Daiello também é crítico da ideia de que prender é a solução para o problema das drogas e defende que o encarceramento seja voltado apenas para caso de risco à sociedade. “Mas falta uma retaguarda para lidar com casos que não deveriam ser encaminhados para a carceragem. Sem falar nas péssimas condições dos presídios, o que também precisa ser solucionado”, diz.

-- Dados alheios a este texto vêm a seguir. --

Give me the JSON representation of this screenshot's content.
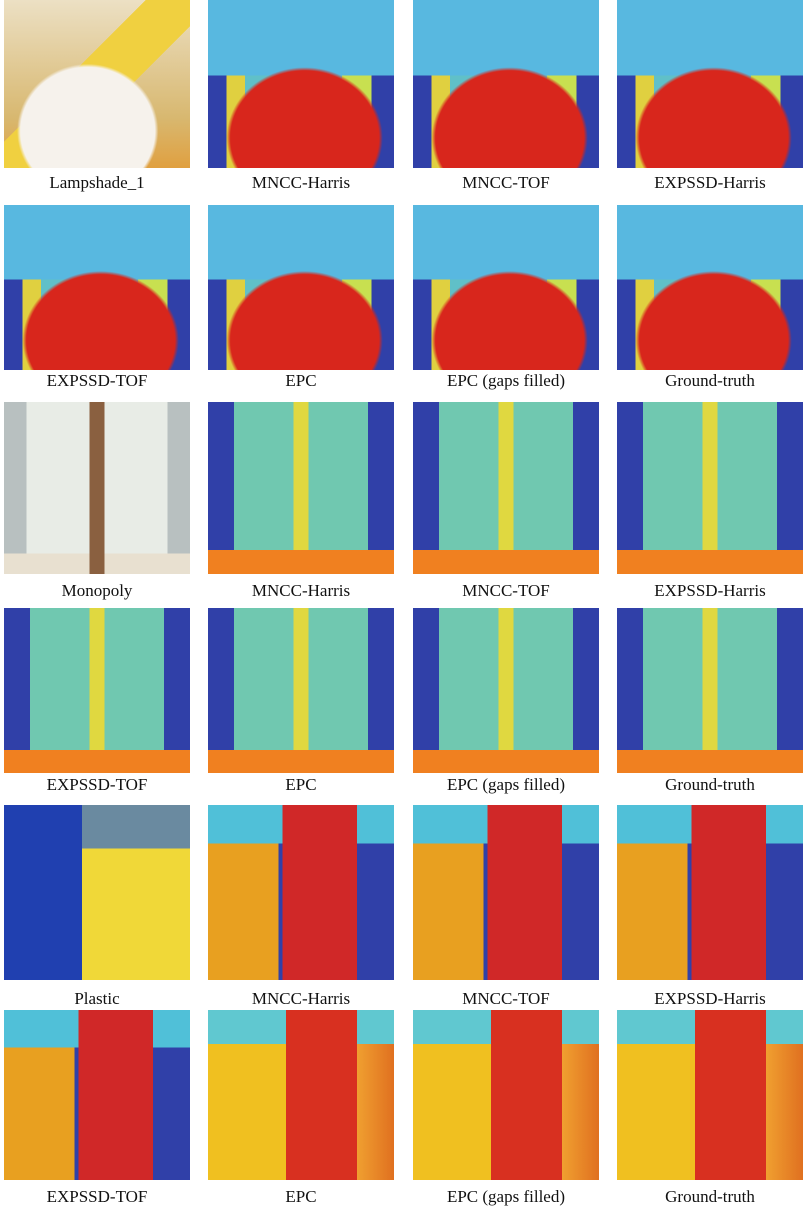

Outra ressalva levantada por Daiello diz respeito à descriminalização do uso. Segundo ele, é preciso pensar na dificuldade que o Brasil tem para controlar as drogas legais, como o caso do cigarro, que têm um mercado paralelo forte ainda hoje. “O problema é o mercado paralelo, legalizar uma droga não permite que automaticamente se tenha controle sobre o seu mercado”, diz ele.

Perspectivas

A transformação do anteprojeto em projeto de lei e sua futura aprovação dependerá do encaminhamento no Congresso. A proposta conta com o apoio do presidente da Câmara, que é o responsável por definir como a proposta deverá tramitar, mas pode encontrar resistência, devido à composição mais conservadora do parlamento.

Alguns sinais, no entanto, indicam que pode haver algum avanço sobre o debate. O deputado João Campos (PRB-GO), por exemplo, apesar de ser contra a descriminalização do uso, já se manifestou favorável à discussão do tema.

De qualquer forma, é provável que uma definição sobre o tema venha antes do STF, que marcou para 5 de junho deste ano o julgamento sobre a descriminalização do porte de drogas para uso pessoal.

O caso começou a ser julgado em 2015 e três ministros já votaram a favor da descriminalização do consumo de drogas, sendo que dois votos restringiram a decisão à maconha. A decisão do STF tem repercussão geral, com efeito em todas as ações que tramitam no país.